In Erlang/OTP 27, +0.0 will no longer be exactly equal to -0.0

jhogberg · May 11, 2023, 6:22am

This seems to have blown up elsewhere on the internet (hi Hacker News!) and a lot of people misunderstand what this change means. Since I can’t reply everywhere I’ll try to explain it here in a manner that hopefully makes more sense for people who are unfamiliar with Erlang:

Like Prolog before us we only have one data type, terms. This means that the language is practically untyped. There are only terms and while you can certainly categorize them if you wish, there are no types in the sense most people use that term.

Functions have a domain over which terms they operate, and going outside their domain results in an exception that’s often analogous to a type error (for example trying to add a list to an integer) which can be mistaken for having traditional types. To make things more confusing, we have functions that can tell you which pre-defined category a term belongs to, like is_atom returning true for all terms that are in the atom space and false for all terms outside of it.

This mixup is so prevalent that even our documentation refers to these pre-defined categories as “types” despite them being nothing more than value spaces, but it’s important to remember that at the end of the day we only have one data type, and that many functions are defined for all terms.

The arithmetic equality operator (==) returns whether two terms are considered arithmetically equal (for clarity it’s defined for all combinations of terms). Primitive non-numeric terms are simply checked for identity, compound terms are compared recursively, and any numeric terms (floats and integers) are compared according to the rules listed in the documentation. This operator will remain unchanged in the future and 0.0 == -0.0 will continue to hold.

This operator covers just about all common uses, but is not enough for code that needs to reason about terms in the general sense, for example sets, memoization, or other things you would use generics for in another language.

For that we have the exact equality operator (=:=) which returns whether two terms are indistinguishable. That is for any terms X and Y, X =:= Y returns whether f(X) =:= f(Y) for all pure functions f.

Since there exists several f that distinguish f(0.0) from f(-0.0), we either have to conclude that those functions are broken (where does that leave copysign?) or say that 0.0 =:= -0.0 should not return true.

We could make it consistent by removing all the things that let us observe the difference, but that removes functionality that people rely on so it’s not much of an option. So what we’ve done so far is to try to sweep these differences deep under the rug and hoping no one notices, one small patch at a time.

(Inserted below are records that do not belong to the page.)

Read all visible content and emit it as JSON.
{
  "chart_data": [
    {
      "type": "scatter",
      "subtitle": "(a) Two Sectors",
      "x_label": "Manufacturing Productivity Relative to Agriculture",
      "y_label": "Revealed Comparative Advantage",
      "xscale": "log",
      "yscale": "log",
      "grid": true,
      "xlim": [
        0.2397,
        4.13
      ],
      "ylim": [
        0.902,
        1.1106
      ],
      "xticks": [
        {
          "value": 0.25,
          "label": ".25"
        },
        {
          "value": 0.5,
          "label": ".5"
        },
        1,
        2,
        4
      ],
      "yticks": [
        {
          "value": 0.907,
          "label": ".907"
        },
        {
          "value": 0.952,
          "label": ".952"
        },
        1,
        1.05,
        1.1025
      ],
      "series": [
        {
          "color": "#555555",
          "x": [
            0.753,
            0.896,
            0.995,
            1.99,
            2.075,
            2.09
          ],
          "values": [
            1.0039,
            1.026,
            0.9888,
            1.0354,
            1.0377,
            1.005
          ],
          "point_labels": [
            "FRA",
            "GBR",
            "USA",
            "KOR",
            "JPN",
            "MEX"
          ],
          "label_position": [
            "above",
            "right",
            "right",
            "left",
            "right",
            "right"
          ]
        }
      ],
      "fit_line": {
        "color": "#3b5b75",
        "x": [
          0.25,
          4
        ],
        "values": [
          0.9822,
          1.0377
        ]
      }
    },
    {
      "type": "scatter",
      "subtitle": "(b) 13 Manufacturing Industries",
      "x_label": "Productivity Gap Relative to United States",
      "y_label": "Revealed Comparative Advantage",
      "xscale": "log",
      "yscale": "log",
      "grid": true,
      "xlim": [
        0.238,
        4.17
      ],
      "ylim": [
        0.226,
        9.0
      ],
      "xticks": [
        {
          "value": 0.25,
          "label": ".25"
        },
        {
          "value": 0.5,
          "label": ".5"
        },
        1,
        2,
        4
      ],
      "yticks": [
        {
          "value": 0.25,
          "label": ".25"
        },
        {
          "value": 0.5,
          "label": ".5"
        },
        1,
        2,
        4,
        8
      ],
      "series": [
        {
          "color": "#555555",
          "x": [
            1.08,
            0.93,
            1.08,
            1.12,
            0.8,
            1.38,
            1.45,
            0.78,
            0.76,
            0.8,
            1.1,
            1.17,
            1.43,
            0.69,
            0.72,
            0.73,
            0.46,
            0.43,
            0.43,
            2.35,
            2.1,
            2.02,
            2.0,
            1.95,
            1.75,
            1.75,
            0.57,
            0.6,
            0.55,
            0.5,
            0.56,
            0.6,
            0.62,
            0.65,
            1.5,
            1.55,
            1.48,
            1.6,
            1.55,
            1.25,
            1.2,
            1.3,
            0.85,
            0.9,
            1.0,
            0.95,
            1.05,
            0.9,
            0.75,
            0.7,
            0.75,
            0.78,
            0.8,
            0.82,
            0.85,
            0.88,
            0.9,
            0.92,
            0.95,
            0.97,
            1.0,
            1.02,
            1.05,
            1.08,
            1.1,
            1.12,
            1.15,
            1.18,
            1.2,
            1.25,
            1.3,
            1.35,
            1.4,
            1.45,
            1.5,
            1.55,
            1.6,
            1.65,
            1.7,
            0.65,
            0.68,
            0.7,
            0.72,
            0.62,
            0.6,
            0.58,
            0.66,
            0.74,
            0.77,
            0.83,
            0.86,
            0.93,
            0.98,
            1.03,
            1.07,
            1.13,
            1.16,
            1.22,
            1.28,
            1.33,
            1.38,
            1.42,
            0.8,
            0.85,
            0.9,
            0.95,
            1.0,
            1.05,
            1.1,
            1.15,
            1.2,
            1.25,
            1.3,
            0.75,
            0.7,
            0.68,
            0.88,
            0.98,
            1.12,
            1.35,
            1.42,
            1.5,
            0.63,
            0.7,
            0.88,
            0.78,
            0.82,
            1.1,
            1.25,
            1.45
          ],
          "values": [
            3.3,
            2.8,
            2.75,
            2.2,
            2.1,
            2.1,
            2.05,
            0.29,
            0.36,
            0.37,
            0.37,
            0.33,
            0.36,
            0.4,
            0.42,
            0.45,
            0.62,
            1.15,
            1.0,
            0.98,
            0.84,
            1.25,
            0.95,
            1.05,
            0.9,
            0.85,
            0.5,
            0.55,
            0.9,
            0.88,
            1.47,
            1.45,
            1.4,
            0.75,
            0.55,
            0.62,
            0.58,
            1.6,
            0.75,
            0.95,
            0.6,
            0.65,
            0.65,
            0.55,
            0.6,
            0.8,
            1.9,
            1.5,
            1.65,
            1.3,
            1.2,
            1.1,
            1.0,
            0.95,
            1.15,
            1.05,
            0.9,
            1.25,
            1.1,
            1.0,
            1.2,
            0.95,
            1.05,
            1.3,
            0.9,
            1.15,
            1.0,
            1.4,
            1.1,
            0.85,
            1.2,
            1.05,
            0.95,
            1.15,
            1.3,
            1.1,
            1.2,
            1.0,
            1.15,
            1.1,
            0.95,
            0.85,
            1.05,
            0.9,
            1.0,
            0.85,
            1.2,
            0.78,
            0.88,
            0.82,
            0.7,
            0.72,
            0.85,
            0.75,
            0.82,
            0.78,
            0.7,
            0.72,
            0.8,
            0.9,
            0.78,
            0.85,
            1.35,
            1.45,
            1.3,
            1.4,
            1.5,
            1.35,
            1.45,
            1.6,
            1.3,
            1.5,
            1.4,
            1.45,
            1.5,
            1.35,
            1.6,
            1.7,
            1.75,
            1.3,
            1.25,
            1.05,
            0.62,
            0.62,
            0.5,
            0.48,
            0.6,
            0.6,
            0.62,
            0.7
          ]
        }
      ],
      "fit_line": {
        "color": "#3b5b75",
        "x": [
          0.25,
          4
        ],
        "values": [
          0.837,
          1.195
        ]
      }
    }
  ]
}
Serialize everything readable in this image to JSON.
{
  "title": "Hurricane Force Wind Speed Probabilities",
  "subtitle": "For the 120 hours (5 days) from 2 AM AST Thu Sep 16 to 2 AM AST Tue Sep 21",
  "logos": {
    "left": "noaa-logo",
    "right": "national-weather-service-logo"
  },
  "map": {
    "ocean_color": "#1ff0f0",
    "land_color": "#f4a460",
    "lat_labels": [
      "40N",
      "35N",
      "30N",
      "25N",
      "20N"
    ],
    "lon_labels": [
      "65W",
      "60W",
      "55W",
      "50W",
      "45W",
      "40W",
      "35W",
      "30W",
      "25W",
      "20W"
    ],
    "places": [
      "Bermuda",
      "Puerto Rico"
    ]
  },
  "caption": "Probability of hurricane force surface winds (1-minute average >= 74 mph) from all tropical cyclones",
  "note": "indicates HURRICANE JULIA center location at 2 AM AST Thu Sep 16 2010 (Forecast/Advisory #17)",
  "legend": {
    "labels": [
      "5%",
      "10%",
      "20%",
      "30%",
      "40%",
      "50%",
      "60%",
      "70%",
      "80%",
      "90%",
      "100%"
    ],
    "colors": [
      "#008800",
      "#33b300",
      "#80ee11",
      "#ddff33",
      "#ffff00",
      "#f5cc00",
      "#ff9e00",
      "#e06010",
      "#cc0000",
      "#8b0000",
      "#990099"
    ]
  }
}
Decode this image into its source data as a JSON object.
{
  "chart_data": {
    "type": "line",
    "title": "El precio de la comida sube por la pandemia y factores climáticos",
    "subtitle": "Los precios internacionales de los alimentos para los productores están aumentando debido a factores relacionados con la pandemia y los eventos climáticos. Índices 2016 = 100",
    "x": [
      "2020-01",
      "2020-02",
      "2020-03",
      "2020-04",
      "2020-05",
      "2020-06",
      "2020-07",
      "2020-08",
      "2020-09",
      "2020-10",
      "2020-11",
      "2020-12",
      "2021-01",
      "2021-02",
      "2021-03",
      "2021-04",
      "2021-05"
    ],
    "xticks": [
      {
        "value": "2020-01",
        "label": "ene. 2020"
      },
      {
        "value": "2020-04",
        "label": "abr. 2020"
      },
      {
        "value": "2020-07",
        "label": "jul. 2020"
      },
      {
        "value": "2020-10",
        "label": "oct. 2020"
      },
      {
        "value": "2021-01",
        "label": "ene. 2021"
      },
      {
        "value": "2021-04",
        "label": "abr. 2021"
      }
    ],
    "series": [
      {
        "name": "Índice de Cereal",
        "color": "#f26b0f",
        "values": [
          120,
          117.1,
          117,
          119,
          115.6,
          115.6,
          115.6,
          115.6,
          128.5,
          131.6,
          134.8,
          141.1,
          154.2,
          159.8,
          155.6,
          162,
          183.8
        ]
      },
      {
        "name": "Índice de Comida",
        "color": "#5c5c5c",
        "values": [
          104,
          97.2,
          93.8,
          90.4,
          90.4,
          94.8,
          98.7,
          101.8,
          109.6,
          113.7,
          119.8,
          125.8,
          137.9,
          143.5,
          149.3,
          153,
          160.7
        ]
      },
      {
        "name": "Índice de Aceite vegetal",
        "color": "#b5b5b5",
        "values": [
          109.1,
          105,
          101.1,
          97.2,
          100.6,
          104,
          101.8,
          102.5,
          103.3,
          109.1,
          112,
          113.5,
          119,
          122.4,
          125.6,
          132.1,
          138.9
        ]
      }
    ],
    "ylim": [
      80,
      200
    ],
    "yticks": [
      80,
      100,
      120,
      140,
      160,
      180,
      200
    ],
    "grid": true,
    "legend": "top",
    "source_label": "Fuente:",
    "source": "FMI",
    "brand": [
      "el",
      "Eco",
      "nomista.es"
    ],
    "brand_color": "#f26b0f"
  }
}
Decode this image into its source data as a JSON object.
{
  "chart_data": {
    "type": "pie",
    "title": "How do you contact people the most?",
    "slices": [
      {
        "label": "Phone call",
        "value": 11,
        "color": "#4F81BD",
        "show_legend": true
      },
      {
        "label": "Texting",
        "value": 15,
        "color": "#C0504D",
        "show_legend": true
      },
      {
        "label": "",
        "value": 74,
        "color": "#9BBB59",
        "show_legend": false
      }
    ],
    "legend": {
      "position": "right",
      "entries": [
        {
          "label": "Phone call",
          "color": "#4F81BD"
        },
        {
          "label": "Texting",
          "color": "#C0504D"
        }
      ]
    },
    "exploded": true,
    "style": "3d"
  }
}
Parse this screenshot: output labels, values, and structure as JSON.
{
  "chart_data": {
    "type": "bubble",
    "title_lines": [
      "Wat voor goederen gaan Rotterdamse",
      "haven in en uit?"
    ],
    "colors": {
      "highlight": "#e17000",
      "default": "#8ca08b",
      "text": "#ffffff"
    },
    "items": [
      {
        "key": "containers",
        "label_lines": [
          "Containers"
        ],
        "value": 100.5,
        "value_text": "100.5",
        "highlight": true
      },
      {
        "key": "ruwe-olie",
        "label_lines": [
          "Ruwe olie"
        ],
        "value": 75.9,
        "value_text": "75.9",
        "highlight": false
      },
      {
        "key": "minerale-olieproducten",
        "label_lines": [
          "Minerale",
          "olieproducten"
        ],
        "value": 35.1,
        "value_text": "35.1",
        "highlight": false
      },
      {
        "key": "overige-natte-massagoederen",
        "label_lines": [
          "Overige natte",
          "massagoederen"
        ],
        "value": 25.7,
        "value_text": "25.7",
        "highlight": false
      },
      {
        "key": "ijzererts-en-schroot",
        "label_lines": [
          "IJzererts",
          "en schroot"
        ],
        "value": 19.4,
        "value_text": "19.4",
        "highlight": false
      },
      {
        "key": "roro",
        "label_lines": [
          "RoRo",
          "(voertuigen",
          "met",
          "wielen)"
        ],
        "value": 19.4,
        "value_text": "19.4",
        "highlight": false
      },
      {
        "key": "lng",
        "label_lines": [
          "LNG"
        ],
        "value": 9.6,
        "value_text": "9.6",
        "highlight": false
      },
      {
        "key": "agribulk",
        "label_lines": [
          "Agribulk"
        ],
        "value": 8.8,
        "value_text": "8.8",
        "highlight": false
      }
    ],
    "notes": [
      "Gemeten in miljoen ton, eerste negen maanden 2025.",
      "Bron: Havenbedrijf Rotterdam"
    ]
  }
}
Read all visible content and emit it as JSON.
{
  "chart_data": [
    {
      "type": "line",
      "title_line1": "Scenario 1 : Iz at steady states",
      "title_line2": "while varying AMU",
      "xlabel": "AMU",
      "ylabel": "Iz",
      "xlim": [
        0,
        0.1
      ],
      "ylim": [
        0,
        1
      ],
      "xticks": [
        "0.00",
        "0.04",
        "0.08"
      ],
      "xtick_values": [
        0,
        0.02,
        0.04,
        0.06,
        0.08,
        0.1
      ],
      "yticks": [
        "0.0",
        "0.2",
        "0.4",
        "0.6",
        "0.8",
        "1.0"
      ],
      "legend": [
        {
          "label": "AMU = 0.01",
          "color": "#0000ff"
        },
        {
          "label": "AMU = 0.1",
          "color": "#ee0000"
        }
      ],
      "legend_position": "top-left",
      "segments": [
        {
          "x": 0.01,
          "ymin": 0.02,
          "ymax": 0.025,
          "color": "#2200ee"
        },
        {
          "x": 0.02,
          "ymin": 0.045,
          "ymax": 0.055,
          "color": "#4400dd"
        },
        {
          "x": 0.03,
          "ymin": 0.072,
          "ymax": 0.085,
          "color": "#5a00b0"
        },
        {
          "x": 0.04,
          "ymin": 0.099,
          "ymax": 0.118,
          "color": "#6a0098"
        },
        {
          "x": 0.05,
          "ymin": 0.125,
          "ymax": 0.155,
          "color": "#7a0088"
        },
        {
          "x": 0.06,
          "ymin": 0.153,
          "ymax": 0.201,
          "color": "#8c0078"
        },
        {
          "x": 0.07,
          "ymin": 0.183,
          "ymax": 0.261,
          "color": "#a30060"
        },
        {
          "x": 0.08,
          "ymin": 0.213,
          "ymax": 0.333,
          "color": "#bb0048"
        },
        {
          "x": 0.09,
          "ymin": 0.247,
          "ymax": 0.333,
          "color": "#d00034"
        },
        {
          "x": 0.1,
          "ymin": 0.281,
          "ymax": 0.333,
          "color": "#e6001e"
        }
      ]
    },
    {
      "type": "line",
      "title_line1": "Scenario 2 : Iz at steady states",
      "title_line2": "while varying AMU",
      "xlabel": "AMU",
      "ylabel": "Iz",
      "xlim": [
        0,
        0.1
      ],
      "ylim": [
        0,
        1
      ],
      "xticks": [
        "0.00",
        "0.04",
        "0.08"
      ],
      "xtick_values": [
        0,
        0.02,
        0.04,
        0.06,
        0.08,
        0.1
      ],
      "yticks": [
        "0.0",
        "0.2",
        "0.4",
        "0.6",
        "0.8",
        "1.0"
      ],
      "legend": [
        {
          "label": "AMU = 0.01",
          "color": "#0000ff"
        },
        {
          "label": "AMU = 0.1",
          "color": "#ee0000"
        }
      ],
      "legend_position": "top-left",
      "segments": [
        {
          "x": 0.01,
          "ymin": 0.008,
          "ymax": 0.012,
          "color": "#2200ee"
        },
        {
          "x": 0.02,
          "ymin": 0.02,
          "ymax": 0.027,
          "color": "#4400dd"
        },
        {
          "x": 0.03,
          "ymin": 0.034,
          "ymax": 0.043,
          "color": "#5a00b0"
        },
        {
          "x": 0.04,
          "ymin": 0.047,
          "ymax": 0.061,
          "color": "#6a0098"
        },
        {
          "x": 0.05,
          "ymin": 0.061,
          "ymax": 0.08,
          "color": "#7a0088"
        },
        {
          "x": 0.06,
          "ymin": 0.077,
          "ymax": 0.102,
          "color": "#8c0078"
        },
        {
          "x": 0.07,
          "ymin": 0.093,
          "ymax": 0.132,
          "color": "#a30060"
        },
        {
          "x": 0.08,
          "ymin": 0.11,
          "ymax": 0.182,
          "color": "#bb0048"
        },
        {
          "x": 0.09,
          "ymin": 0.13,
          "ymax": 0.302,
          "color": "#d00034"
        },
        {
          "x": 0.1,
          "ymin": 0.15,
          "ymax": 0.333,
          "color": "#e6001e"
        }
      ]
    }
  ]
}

Since we’ve never exposed copysign or the other IEEE functions that allow you to observe the sign of zero, it has kind-of-sort-of worked as long as people stayed entirely within Erlang-land. Unfortunately with the rising popularity of GPGPU in general and the Nx library in particular, this bug has been rearing its ugly head with increasing regularity.

Not only because the compiler flubs the constants 0.0 and -0.0 like in the examples earlier in the thread, but because application code does the same. If you want to memoize the result of the aforementioned f(0.0) it will be confused with f(-0.0) unless you invoke some arcane nonsense to keep them apart.

The compiler is just where this bug is most visible. While we can certainly try to make the compiler distinguish between these values at all times there’s nothing we can do for application code, hence our attempt at breaking backwards compatibility. If it fails we’re most likely going to have to throw in the towel on this bug.

Yes.

The compiler will raise a warning whenever 0.0 is used in this manner, so our hope is that it will not be too difficult to find where to change the code.

Yes, we’ll look into it.